Department of Cardiothoracic Surgery, Huashan Hospital, Fudan University, Shanghai, China.
J Cell Biochem. 2018 Sep;119(9):7235-7244. doi: 10.1002/jcb.26903. Epub 2018 May 15.
Cardiac remodeling is a common pathophysiological change associated with acute myocardial infarction (AMI). Recent evidence indicates that microRNAs are strong posttranscriptional regulators which play an important role in regulating the microenvironment of myocardial tissue after AMI. In this study, we sought to explore the potential role and underlying mechanism of miR-130 in AMI. H9c2 cells were cultured under hypoxic conditions to simulate myocardial infarction. The influence of aberrantly expressed miR-130 on H9c2 cells under hypoxia was also estimated with RT-PCR, western blot and enzyme-linked immunosorbent assay. Using bioinformatics methods, of miR-130 target genes were verified with luciferase reporter assay. Then, the effects of miR-130 on AMI were identified in an induced myocardial injury model in rats. The results show that miR-130 downregulation remarkably decreased hypoxia-induced inflammation and fibrosis related protein expression in H9c2 cells and reversed hypoxia-induced peroxisome proliferator-activated receptor γ (PPAR-γ) inhibition. A bifluorescein reporter assay further confirmed that PPAR-γ was a target gene of miR-130. This study verified that PPAR-γ has a cardioprotective effect by inhibiting NFκB-mediated inflammation and TGF-β1-mediated fibrosis. In vivo experiments confirmed that downregulation of miR-130 expression promotes PPAR-γ-mediated cardioprotective effects by suppressing inflammation and myocardial fibrosis. Taken together, these findings suggest that miR-130 knockdown alleviates infarction-induced myocardial injury by promoting PPAR-γ expression.

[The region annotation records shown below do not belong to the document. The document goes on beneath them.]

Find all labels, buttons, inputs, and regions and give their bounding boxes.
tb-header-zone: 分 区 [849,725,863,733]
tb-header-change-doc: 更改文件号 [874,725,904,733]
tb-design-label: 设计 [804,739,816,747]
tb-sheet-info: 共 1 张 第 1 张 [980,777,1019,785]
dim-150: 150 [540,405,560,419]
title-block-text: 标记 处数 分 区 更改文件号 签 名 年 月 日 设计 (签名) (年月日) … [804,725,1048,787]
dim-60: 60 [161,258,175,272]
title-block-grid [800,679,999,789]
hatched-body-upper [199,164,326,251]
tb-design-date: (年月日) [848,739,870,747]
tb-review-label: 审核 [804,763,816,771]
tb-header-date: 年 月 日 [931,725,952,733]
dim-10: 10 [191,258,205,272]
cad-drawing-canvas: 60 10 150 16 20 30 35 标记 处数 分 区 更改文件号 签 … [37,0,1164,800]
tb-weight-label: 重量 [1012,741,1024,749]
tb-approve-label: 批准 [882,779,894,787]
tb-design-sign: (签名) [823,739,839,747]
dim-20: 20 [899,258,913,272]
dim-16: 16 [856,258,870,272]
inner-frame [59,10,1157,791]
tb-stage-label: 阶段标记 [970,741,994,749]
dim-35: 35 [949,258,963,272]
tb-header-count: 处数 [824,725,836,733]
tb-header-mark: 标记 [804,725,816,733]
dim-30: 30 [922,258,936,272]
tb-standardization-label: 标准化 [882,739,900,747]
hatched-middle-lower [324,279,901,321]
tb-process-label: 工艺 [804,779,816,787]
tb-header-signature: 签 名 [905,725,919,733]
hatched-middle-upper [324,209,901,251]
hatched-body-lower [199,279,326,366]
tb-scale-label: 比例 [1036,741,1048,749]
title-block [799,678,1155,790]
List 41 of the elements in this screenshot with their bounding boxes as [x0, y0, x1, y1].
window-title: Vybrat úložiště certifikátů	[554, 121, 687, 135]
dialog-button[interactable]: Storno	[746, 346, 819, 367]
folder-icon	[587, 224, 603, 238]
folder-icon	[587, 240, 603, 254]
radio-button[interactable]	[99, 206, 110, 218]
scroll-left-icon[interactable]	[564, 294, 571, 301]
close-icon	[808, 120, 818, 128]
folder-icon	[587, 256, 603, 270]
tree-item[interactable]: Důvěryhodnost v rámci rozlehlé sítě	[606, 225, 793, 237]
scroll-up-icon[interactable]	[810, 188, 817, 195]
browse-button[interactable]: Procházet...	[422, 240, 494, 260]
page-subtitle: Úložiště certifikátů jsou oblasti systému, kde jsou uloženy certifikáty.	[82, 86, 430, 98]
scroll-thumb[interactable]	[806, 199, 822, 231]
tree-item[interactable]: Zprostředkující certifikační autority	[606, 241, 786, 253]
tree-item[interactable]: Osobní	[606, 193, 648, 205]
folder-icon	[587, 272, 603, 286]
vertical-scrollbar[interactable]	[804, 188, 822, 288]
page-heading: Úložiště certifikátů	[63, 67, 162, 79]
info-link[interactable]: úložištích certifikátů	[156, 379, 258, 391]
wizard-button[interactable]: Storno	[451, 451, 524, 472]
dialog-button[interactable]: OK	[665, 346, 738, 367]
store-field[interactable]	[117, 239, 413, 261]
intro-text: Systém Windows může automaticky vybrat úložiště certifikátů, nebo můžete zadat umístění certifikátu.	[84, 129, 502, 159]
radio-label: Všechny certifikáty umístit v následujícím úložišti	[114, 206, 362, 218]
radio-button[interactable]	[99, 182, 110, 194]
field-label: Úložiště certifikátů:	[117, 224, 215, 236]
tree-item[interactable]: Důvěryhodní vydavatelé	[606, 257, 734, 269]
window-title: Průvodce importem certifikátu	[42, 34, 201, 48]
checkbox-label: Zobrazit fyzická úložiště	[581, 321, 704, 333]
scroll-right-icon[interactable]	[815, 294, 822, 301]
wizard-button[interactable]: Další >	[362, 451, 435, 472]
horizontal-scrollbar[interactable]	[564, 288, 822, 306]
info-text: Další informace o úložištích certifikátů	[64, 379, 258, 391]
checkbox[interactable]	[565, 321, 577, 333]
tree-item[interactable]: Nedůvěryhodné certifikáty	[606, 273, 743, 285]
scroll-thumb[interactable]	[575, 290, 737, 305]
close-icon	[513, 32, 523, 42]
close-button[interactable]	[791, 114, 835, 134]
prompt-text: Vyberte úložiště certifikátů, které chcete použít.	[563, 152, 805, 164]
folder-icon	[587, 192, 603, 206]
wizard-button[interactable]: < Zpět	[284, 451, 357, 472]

心脏重构是与急性心肌梗死(AMI)相关的一种常见的病理生理变化。最近的证据表明,miRNA 是强有力的转录后调控因子,在 AMI 后心肌组织的微环境调节中发挥重要作用。在本研究中,我们试图探讨 miR-130 在 AMI 中的潜在作用及其潜在机制。培养 H9c2 细胞在低氧条件下模拟心肌梗死。还通过 RT-PCR、western blot 和酶联免疫吸附试验评估了异常表达的 miR-130 对低氧下 H9c2 细胞的影响。利用生物信息学方法,通过荧光素酶报告基因实验验证了 miR-130 的靶基因。然后,在大鼠诱导性心肌损伤模型中确定了 miR-130 对 AMI 的影响。结果表明,miR-130 下调显著降低了 H9c2 细胞中低氧诱导的炎症和纤维化相关蛋白的表达,并逆转了低氧诱导的过氧化物酶体增殖物激活受体 γ(PPAR-γ)抑制。双荧光素酶报告基因检测进一步证实 PPAR-γ 是 miR-130 的靶基因。本研究通过抑制 NFκB 介导的炎症和 TGF-β1 介导的纤维化,验证了 PPAR-γ 通过抑制炎症和心肌纤维化发挥心脏保护作用。体内实验证实下调 miR-130 的表达通过抑制炎症和心肌纤维化促进 PPAR-γ 介导的心脏保护作用。综上所述,这些发现表明 miR-130 的下调通过促进 PPAR-γ 的表达来减轻梗死引起的心肌损伤。